For Alice Micklewright, a San Francisco real estate agent, the decision did come down to money. The $160,000 home that she bought 20 years ago, a single family with a small rental unit, is now worth between $1.4 million to $1.5 million. She and her husband recently purchased a smaller home in Sonoma, Calif., 35 miles away. They plan to rent the Sonoma property out temporarily, then move into it after selling their current home. With the proceeds, she says, they will be able to pay off both properties and have enough money left over for retirement.

"Our attachment to the house is a big consideration," Ms. Micklewright says. "Our son lives in the city.

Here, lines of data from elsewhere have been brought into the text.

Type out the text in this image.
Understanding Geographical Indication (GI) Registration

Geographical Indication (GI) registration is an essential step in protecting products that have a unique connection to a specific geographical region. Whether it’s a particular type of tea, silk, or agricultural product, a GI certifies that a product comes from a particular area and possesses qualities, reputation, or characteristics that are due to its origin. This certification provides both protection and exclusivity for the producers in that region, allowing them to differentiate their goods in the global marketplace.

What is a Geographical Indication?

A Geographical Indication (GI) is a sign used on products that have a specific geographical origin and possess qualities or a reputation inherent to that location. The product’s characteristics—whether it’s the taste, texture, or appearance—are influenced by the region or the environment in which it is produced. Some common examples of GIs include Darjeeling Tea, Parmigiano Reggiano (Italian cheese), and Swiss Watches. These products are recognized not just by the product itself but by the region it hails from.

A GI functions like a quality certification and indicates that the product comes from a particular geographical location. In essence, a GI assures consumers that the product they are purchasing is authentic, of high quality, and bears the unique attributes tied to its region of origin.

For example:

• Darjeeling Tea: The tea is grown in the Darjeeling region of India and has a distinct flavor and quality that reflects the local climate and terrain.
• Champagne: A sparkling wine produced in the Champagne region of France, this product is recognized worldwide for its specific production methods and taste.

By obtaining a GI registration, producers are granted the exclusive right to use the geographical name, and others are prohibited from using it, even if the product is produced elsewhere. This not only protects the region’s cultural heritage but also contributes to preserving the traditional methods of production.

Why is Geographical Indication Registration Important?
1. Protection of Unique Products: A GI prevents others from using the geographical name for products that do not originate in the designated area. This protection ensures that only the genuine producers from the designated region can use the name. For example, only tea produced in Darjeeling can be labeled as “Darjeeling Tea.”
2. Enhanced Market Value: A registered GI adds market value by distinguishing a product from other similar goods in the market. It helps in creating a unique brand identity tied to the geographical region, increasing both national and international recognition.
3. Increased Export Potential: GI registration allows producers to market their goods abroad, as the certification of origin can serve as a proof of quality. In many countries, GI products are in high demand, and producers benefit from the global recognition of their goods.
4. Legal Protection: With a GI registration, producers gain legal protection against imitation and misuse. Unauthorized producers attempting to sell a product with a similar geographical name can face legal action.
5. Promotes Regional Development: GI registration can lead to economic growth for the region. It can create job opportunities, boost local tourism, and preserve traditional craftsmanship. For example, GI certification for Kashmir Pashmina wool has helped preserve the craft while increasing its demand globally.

If we could work out retirement in a different way, we would like to stay."

Liquidating is a good decision "if you can detach yourself emotionally," says Kevin Daum of Stratford Financial Services in nearby Alameda, Calif. "In California, we see people every few years taking the money." Houses in the Bay Area have been appreciating as much as 20 percent a year, he points out.

On a regional level, resale prices in the fourth quarter of 2004 increased 14.1 percent in the West from a year earlier, according to research conducted by the National Association of Realtors. In the Northeast, prices rose 13.5 percent during the same period. In the South, values rose 8.0 percent and in the Midwest, 6.9 percent.

When to sell

Timing matters greatly.

When Barbara Mank, a writer working on her first novel, sold her home in Wellesley Hills, Mass., 13 years ago, it changed her life. The house had seen her through a marriage and divorce and the raising of her two children.